80 Afghans Freed From US Custody at Bagram

Author: 
Agence France Presse
Publication Date: 
Mon, 2005-01-17 03:00

KABUL, 17 January 2005 — Eighty Afghan detainees were released from US custody at Bagram Air Base near Kabul yesterday ahead of Eid Al-Adha as part of an attempt to bring moderate Taleban supporters in from the cold, officials said.

The 80 prisoners, dressed in blue and gray shalwar-kameez and unlaced blue sports shoes, arrived at the Supreme Court in two buses yesterday afternoon from the US detention facility at Bagram and were released after a hearing.

Chief Justice Fazel Hadi Shinwari told the court the prisoners had been held at Bagram, contradicting earlier reports that they had been released from Guantanamo Bay in Cuba. “The prisoners are released. They will be given clothes and money by the government and they will go home,” he added. Supreme Court spokesman Waheed Mujda told AFP: “We were initially told that they were released from Guantanamo and now they told us that they are released from Bagram. I was given the wrong information.”

Accusations of mistreatment of prisoners have dogged US military jails from Iraq, to Afghanistan and its base in Guantanamo Bay in Cuba. “I have very bad memories of the interrogation because they were torturing us,” said Abdul Manan, 35, also from Kunar. “But after the interrogation period was over, everything was all right,” he told reporters outside the Supreme Court.

US forces captured hundreds of prisoners when they toppled Afghanistan’s radical Islamist Taleban government in late 2001 for failing to surrender Al-Qaeda leader Osama Bin Laden, architect of the Sept. 11 attacks on US cities. Prisoners deemed to be the greatest security risk were taken bound and shackled to Guantanamo Bay, while others were kept at US bases across Afghanistan.

Prisoners interviewed outside the court said they had been well-treated at Bagram but some complained of torture out in the field and of false arrest. “I came out of my house to go to work and the Americans stopped me and arrested me,” said Shah Halim, 19, from Sarkano district of Kunar province. “I spent one-and-a-half months in Kunar where they poured cold water on me and tortured me. After that I was taken to Bagram: there it was good and I was not tortured there,” he added.

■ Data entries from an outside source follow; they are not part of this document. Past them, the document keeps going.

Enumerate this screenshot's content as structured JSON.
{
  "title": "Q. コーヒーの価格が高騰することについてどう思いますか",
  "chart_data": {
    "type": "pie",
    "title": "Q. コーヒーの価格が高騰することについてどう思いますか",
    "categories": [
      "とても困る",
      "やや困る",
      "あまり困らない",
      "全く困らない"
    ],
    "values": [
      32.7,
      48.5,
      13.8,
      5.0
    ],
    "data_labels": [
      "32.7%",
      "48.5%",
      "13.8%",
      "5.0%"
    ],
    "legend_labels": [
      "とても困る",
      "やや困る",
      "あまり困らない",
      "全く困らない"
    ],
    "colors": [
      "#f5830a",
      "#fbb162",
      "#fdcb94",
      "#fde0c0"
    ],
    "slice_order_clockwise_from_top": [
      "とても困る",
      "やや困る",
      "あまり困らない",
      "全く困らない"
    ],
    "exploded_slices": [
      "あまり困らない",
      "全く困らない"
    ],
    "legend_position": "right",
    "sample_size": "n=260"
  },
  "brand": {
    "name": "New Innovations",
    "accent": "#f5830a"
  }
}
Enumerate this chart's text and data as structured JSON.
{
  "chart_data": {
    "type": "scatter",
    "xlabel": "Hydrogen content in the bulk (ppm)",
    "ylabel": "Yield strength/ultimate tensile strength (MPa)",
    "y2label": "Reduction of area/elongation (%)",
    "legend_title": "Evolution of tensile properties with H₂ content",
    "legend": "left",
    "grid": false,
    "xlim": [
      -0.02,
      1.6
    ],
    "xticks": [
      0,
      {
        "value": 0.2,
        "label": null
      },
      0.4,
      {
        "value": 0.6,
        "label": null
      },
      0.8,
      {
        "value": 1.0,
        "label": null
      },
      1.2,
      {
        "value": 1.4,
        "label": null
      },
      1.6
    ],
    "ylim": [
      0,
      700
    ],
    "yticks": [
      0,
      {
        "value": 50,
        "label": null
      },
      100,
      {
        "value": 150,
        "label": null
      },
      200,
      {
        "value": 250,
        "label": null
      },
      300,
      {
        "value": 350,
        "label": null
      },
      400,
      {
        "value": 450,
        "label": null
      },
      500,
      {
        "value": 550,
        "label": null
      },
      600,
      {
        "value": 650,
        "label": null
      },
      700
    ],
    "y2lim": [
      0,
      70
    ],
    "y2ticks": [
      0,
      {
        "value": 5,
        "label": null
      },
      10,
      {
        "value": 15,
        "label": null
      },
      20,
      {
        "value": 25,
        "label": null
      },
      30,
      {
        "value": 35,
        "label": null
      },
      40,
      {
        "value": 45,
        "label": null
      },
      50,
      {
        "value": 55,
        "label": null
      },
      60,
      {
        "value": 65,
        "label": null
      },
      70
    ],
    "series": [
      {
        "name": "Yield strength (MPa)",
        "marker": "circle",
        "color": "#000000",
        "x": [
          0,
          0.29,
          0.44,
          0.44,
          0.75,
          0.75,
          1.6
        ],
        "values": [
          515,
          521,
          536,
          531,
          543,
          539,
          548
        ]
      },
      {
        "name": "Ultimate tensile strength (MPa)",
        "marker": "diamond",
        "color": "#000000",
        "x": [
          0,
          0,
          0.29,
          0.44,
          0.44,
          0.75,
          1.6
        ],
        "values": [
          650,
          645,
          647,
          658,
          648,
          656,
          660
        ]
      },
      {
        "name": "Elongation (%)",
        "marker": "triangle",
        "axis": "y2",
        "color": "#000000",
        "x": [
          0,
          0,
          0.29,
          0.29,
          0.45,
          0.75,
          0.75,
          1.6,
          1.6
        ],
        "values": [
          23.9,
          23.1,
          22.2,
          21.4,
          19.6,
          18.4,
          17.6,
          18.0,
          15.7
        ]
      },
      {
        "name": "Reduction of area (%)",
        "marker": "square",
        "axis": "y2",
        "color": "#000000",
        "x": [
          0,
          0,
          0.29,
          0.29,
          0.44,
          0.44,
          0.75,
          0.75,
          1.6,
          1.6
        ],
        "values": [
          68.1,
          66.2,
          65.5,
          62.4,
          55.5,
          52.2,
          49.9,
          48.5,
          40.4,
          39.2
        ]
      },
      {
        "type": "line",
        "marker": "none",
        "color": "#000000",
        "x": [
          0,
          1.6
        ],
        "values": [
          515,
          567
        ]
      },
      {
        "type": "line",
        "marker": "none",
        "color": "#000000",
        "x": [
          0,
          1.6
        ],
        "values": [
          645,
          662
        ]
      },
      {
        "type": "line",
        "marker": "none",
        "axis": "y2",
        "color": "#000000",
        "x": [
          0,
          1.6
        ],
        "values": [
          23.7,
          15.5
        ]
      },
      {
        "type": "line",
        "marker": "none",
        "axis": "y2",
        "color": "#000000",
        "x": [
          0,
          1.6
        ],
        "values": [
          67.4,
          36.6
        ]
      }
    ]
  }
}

Others complained about being detained on the basis of false information given by fellow Afghans who held grudges against them. “Our brothers destroy their brothers. The Americans get information from Afghans who have feuds with people and give false reports,” Shinwari said.

The US military has come under fire from rights groups for its methods at detention centers in Afghanistan, where at least eight detainees have died since 2002. Around 400 Taleban and Al-Qaeda suspects are still being held by the US military in Afghanistan. The US military said the release was timed to coincide with Eid.

The release was also linked to a wider move by Afghan authorities to offer an amnesty to the foot soldiers of the ousted Taleban regime in return for their agreement to lay down their arms. “As you know, culturally Eid is a time of forgiveness” Col. David Lamm, the chief of staff for the US military in Afghanistan, told AFP. Lamm said the US had “made gestures to the Afghan government that we would participate in this kind of religious event and reciprocate by letting some detainees go.”

He said some of the detainees were not seen as high-level threats to the 18,000-strong US-led coalition forces stationed in the country. Some had been arrested because they had been at the scene of attacks on US or Afghan troops. “President (Hamid) Karzai has indicated on many occasions this notion of a national forgiveness or reconciliation. If that occurs we would suspect that many of the foot-soldier Taleban would be able to come back in and reintegrate with Afghan society and participate in the peaceful democratic political process,” Lamm said.

A government source said talks between some Taleban leaders and the government about an arms-for-amnesty deal were continuing. Karzai and US Ambassador to Afghanistan Zalmay Khalilzad have indicated that ordinary Taleban who are not linked to Al-Qaeda or wanted for crimes against humanity would be welcome to return home and reintegrate into society.

Assadullah Wafa, the governor of Paktia province, headed a delegation of tribal elders set to meet with Khalilzad about the issue of Taleban reconciliation. The meeting was postponed because Khalilzad was meeting US senators. “The delegation of elders came to Kabul to speak with the ambassador and hear it themselves, that if the Taleban come back there won’t be problems for them,” Wafa said. However, a man claiming to represent the Taleban said there had been no contact with the government. “There hasn’t been any contact between the Taleban and the government,” Abdul Latif Hakimi told AFP by telephone from an unknown location.